The paralysis lasted approximately six months. Long enough, I agree.
Unfortunately, in this time, I also had complications due to the lumbar puncture (When I fucking fuck shit up, I fuck shit up! Go big or go home!).
Following my lumbar puncture, I was left with Cerebrospinal Fluid leak. This basically means that a hole is left where the needle was injected for the lumbar puncture, and fluid from your brain keeps leaking through this tiny hole in your spine until it is closed up somehow.
- Severe spinal headaches (which are more severe in the upright position and are alleviated by lying down with the head lower than the chest)
- Horizontal diplopia (double vision)
- Change in hearing
- Blurring of vision
- Facial numbness
- Tingling of the arms
I was so unwell, again, that I ended back in hospital. It was so bad; any movement left me in tears from the severe headaches and the nausea.
A week after my lumbar puncture I was taken into theatre for a special procedure called Epidural Blood Patch. This is a surgical procedure that inserts your own blood into the area with the leak, in order to close the hole in the dura mater of the spinal cord.
This left me so extremely stiff (on top of the original Ramsay Hunt Syndrome pain) that I needed help with any minor movement, including sitting on my high toilet seat frame. Needless to say, I loved Australia (Not).
My mum eventually decided to fly out to Oz to help us. I felt awful that she had to pay for a ticket and travel all that way because of me, but I couldn’t have been happier to see her.
Duck did try to be there for me; he helped me pay for most of my hospital bills and he also kept me company in hospital. Still, I don’t think I’ve ever felt so lonely in my life.
During all this physical illness, I was also experiencing extreme anxiety. Duck mocked me once saying “What, you can’t even go into the kitchen on your own?!”
I will never forget how small, low and worthless I felt when I heard these words coming from someone I trusted to understand and take care of me.
About a month after, I left the hospital for good, a pain specialist asked me “why are you still here? You’re not well and your mental health is deteriorating. You and your partner don’t know anyone here, and you need a lot of support, or you won’t get better”
Those words sent me packing. After four months, I decided to give up on this “adventure”. Within days, I was on my way back home.
It hit me that I was only still living this hell in Australia, because I didn’t want to disappoint my boyfriend. The same boyfriend who fucked up bad for years. I went through this for a boy. On top of it all, a boy who didn’t deserve it. I also later found out that he was actually saving half-naked photos of women he found online.
I had a near death experience and my “partner” was being a pervert and creeping on other women whilst telling me this was such a difficult time for us.

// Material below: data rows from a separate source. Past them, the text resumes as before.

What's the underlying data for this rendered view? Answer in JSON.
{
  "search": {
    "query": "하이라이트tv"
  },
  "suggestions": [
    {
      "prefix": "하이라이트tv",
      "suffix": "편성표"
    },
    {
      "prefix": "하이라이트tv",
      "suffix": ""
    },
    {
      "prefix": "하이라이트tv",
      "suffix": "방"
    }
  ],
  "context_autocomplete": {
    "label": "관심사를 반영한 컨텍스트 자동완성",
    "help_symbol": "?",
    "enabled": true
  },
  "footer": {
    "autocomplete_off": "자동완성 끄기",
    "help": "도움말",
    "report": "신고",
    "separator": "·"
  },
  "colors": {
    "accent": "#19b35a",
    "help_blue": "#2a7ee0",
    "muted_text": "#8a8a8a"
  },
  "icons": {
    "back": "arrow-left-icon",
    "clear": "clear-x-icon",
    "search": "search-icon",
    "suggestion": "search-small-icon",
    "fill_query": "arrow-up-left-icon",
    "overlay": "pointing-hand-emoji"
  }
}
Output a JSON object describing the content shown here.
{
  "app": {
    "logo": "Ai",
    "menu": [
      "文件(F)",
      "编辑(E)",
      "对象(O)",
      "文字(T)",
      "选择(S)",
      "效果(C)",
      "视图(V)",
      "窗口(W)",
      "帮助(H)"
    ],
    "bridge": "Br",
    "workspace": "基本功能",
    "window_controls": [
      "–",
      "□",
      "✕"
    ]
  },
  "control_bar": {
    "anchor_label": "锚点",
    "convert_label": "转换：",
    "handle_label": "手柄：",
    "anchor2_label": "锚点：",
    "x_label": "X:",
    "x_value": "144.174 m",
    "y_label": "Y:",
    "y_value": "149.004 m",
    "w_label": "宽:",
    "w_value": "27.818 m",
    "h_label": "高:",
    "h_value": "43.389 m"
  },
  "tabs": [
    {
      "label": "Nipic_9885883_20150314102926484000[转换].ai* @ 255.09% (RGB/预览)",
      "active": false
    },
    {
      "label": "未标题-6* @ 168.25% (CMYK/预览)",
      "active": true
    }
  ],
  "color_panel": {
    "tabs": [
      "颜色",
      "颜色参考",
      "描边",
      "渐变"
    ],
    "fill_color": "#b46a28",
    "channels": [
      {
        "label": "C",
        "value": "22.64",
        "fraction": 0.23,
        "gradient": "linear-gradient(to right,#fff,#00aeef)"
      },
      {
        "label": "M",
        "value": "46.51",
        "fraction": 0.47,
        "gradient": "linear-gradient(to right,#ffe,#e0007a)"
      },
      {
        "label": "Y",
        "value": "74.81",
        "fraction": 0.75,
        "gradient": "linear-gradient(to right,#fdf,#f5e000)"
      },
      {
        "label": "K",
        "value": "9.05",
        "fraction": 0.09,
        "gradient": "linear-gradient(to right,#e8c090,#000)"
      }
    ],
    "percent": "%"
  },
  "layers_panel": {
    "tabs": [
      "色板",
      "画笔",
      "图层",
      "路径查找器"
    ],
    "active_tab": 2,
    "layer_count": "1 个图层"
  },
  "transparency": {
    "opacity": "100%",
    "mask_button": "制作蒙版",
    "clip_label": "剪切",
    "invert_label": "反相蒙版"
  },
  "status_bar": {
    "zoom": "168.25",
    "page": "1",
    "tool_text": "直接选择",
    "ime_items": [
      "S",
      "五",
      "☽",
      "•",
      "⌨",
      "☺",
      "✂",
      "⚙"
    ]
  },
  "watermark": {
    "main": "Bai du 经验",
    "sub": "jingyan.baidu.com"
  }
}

Later I also found a message from him to a friend saying “I would so fuck Kirsten if I could”. Kirsten (not her real name) was a work colleague of his, who loved to talk about having a threesome. He also told her my life story, including the mental illness I was working so hard to hide.

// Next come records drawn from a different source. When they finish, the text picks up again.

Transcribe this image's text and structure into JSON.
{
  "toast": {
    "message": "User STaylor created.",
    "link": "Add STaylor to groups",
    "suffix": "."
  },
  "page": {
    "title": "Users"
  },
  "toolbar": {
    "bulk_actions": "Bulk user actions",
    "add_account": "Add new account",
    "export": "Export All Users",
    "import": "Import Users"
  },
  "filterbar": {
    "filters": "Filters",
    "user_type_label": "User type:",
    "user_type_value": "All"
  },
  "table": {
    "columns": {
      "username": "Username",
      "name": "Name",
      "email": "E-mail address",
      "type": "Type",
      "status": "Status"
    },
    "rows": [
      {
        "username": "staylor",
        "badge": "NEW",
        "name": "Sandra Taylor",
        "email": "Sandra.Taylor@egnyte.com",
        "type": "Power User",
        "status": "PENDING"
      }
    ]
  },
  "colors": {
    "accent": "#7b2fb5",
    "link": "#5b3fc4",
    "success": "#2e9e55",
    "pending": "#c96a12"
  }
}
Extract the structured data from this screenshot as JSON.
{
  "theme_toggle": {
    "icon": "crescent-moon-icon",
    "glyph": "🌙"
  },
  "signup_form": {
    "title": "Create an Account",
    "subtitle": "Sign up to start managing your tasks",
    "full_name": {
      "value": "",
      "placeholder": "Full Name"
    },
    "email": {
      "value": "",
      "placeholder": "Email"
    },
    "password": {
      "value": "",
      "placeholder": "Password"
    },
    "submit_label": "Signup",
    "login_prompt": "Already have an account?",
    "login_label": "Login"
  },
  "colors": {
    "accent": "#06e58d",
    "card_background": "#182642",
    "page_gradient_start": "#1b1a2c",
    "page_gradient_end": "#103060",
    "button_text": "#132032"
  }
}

I remember once feeling like the luckiest girl in the world simply because my boyfriend came home with a bouquet of pink roses. He was holding a teddy bear (I love a fluffy companion) and had two tickets to a burlesque comedy night.
I couldn’t believe my luck in finding such a wonderful boyfriend. Then whilst we were out, he would interrupt me to fucking messages this colleague he “would like to fuck”. Yeah, I’m so lucky.
Maybe he did love me but just didn’t know how to respect me. We’ll never know.
Australia is definitely one of the worst times of my life.
This is going to sound crazy, but I am grateful for that experience now.
This experience taught me a lot; I aged ten years thanks to this.
It forced me to stop. My body mentally and physically stopped working, this gave me no choice but to stop everything.
Analysing my life and my choices was no longer an option. I’m more aware and wiser now. Don’t get me wrong, I’m not wise…just wiser than before.
And I’m still on pause mode, trying to recover from this plus many other fuck ups. But I’m finally okay with that.
Also, what a way to learn that self-care is a priority! Ha!